Hiergegen wandte sich der Kläger mit seiner Klage. Während das Arbeitsgericht Elmshorn die Klage zunächst abwies, hatte der Kläger in der Berufungsinstanz vor dem LAG Schleswig-Holstein nun Erfolg. Gegen die Entscheidung wurde die Revision zum Bundesarbeitsgericht eingelegt.

Entscheidungsgründe

Das Landesarbeitsgericht begründete seine Entscheidung damit, dass der Kläger nicht verpflichtet gewesen sei, sich in seiner Freizeit danach zu erkundigen, ob sein Dienstplan geändert worden sei. Er sei auch nicht verpflichtet gewesen, eine Mitteilung des Arbeitgebers – etwa per Telefon – entgegenzunehmen oder eine SMS zu lesen. Nehme er eine Information über eine Dienstplanänderung nicht zur Kenntnis, gehe ihm diese erst bei Dienstbeginn zu. Der Kläger habe sich daher zu keinem Zeitpunkt mit seiner Arbeitsleistung in Verzug befunden.

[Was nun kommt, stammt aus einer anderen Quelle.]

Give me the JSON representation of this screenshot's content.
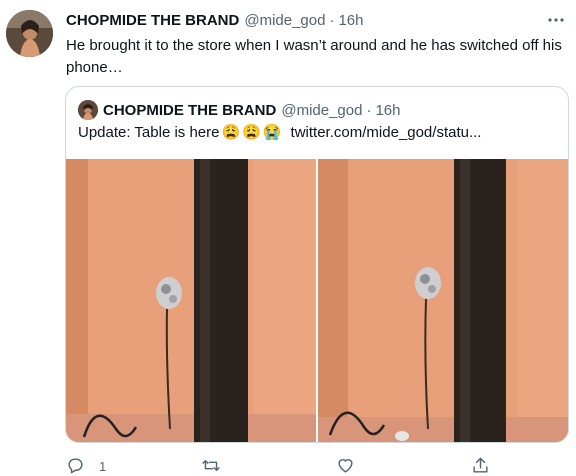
{
  "tweet": {
    "author_name": "CHOPMIDE THE BRAND",
    "handle": "@mide_god",
    "separator": "·",
    "time": "16h",
    "text": "He brought it to the store when I wasn’t around and he has switched off his phone…"
  },
  "quoted": {
    "author_name": "CHOPMIDE THE BRAND",
    "handle": "@mide_god",
    "separator": "·",
    "time": "16h",
    "text": "Update: Table is here",
    "emojis": [
      "😩",
      "😩",
      "😭"
    ],
    "link": "twitter.com/mide_god/statu..."
  },
  "actions": {
    "reply_count": "1",
    "icons": [
      "reply-icon",
      "retweet-icon",
      "like-icon",
      "share-icon"
    ]
  },
  "colors": {
    "text": "#0f1419",
    "secondary": "#536471",
    "border": "#cfd9de",
    "wall": "#e8a07a",
    "pole": "#2a221d"
  }
}
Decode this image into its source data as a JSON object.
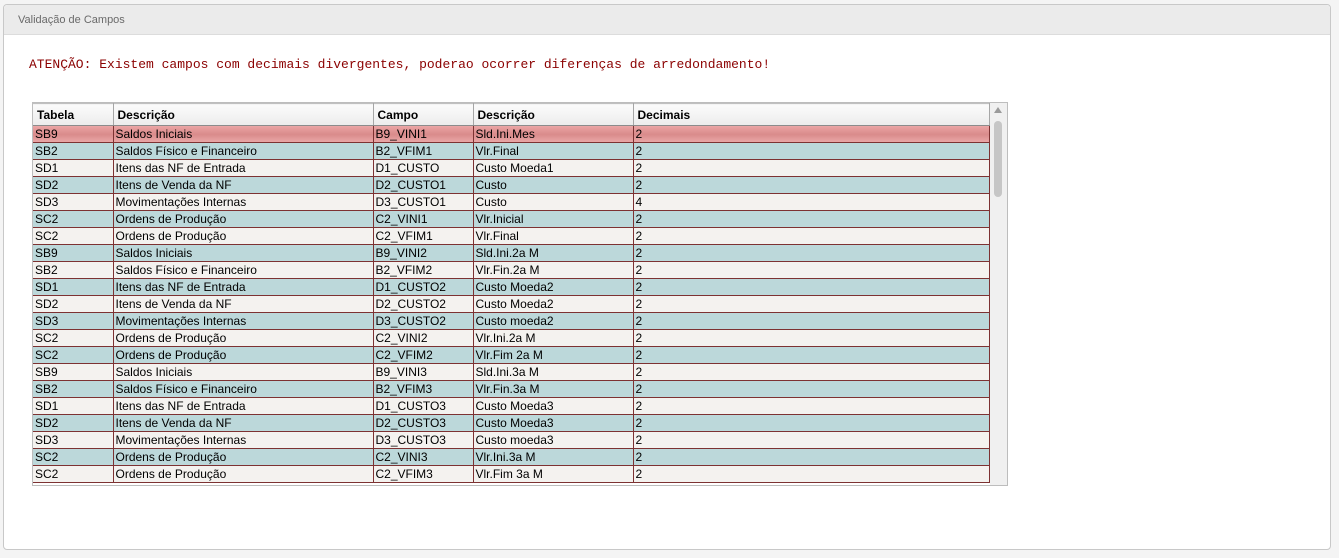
{
  "window": {
    "title": "Validação de Campos"
  },
  "warning": "ATENÇÃO: Existem campos com decimais divergentes, poderao ocorrer diferenças de arredondamento!",
  "table": {
    "columns": [
      "Tabela",
      "Descrição",
      "Campo",
      "Descrição",
      "Decimais"
    ],
    "rows": [
      [
        "SB9",
        "Saldos Iniciais",
        "B9_VINI1",
        "Sld.Ini.Mes",
        "2"
      ],
      [
        "SB2",
        "Saldos Físico e Financeiro",
        "B2_VFIM1",
        "Vlr.Final",
        "2"
      ],
      [
        "SD1",
        "Itens das NF de Entrada",
        "D1_CUSTO",
        "Custo Moeda1",
        "2"
      ],
      [
        "SD2",
        "Itens de Venda da NF",
        "D2_CUSTO1",
        "Custo",
        "2"
      ],
      [
        "SD3",
        "Movimentações Internas",
        "D3_CUSTO1",
        "Custo",
        "4"
      ],
      [
        "SC2",
        "Ordens de Produção",
        "C2_VINI1",
        "Vlr.Inicial",
        "2"
      ],
      [
        "SC2",
        "Ordens de Produção",
        "C2_VFIM1",
        "Vlr.Final",
        "2"
      ],
      [
        "SB9",
        "Saldos Iniciais",
        "B9_VINI2",
        "Sld.Ini.2a M",
        "2"
      ],
      [
        "SB2",
        "Saldos Físico e Financeiro",
        "B2_VFIM2",
        "Vlr.Fin.2a M",
        "2"
      ],
      [
        "SD1",
        "Itens das NF de Entrada",
        "D1_CUSTO2",
        "Custo Moeda2",
        "2"
      ],
      [
        "SD2",
        "Itens de Venda da NF",
        "D2_CUSTO2",
        "Custo Moeda2",
        "2"
      ],
      [
        "SD3",
        "Movimentações Internas",
        "D3_CUSTO2",
        "Custo moeda2",
        "2"
      ],
      [
        "SC2",
        "Ordens de Produção",
        "C2_VINI2",
        "Vlr.Ini.2a M",
        "2"
      ],
      [
        "SC2",
        "Ordens de Produção",
        "C2_VFIM2",
        "Vlr.Fim 2a M",
        "2"
      ],
      [
        "SB9",
        "Saldos Iniciais",
        "B9_VINI3",
        "Sld.Ini.3a M",
        "2"
      ],
      [
        "SB2",
        "Saldos Físico e Financeiro",
        "B2_VFIM3",
        "Vlr.Fin.3a M",
        "2"
      ],
      [
        "SD1",
        "Itens das NF de Entrada",
        "D1_CUSTO3",
        "Custo Moeda3",
        "2"
      ],
      [
        "SD2",
        "Itens de Venda da NF",
        "D2_CUSTO3",
        "Custo Moeda3",
        "2"
      ],
      [
        "SD3",
        "Movimentações Internas",
        "D3_CUSTO3",
        "Custo moeda3",
        "2"
      ],
      [
        "SC2",
        "Ordens de Produção",
        "C2_VINI3",
        "Vlr.Ini.3a M",
        "2"
      ],
      [
        "SC2",
        "Ordens de Produção",
        "C2_VFIM3",
        "Vlr.Fim 3a M",
        "2"
      ]
    ],
    "selected_row": 0
  },
  "colors": {
    "warning_text": "#8b0000",
    "row_odd": "#f4f2ef",
    "row_even": "#bcd8da",
    "row_selected": "#e29999"
  }
}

Die Dienstplanänderung sei eine Gestaltungserklärung, die als empfangsbedürftige Willenserklärung gem. § 130 Abs. 1 BGB mit ihrem Zugang wirksam werde. Die Beklagte habe nicht nachweisen können, dass dem Kläger die Mitteilung über die Änderung des Dienstplans zugegangen sei. Sie habe während der Freizeit des Klägers auch nicht mit einer Kenntnisnahme rechnen dürfen. Denn mit dem Lesen einer SMS, mit der der Arbeitgeber sein Direktionsrecht im Hinblick auf Zeit und Ort der Arbeitsausübung konkretisiere, erbringe der Kläger eine Arbeitsleistung.

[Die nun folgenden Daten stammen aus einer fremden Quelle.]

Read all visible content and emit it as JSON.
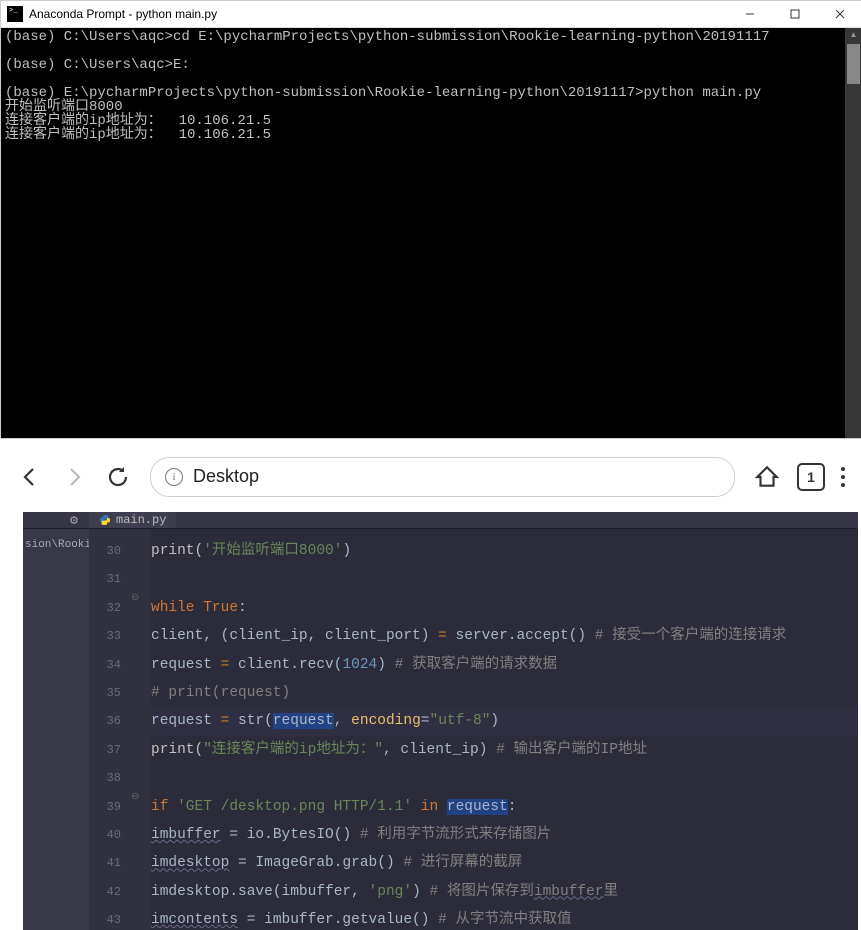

Hierzu sei der Kläger außerhalb seiner Arbeitszeit nicht verpflichtet gewesen, denn während seiner Freizeit stehe ihm das „Recht auf Unerreichbarkeit“ zu. Freizeit zeichne sich gerade dadurch aus, dass Arbeitnehmer in diesem Zeitraum den Arbeitgebern nicht zur Verfügung stehen müssen und selbstbestimmt entscheiden können, wie und wo sie diese Freizeit verbringen. Es gehöre zu den vornehmsten Persönlichkeitsrechten, dass ein Mensch selbst entscheide, für wen er/sie in dieser Zeit erreichbar sein wolle oder nicht.

Hinweise für die Praxis

Gerade in Zeiten, in denen durch den Siegeszug des „Homeoffice“ die Grenzen zwischen Arbeit- und Privatleben zunehmend verschwimmen, ist die vorliegende Entscheidung hochaktuell. Um den Schutz der Freizeit des Klägers zu gewährleisten, arbeitet das Landesarbeitsgericht Schleswig-Holstein in juristisch nachvollziehbarer Weise ein „Recht auf Unerreichbarkeit“ heraus. Ein solches Recht auf „digitales Abschalten“ ist im Nachbarland Frankreich bereits seit Januar 2017 gesetzlich verankert und war zuletzt auch Gegenstand einer Gesetzgebungsinitiative im EU-Parlament. In Deutschland ist die Thematik bislang nicht höchstrichterlich adressiert worden; umso mehr darf mit Spannung erwartet werden, ob das Bundesarbeitsgericht die arbeitnehmerfreundliche Rechtsprechung im derzeit noch anhängigen Revisionsverfahren (Az. 5 AZR 349/22) bestätigen wird.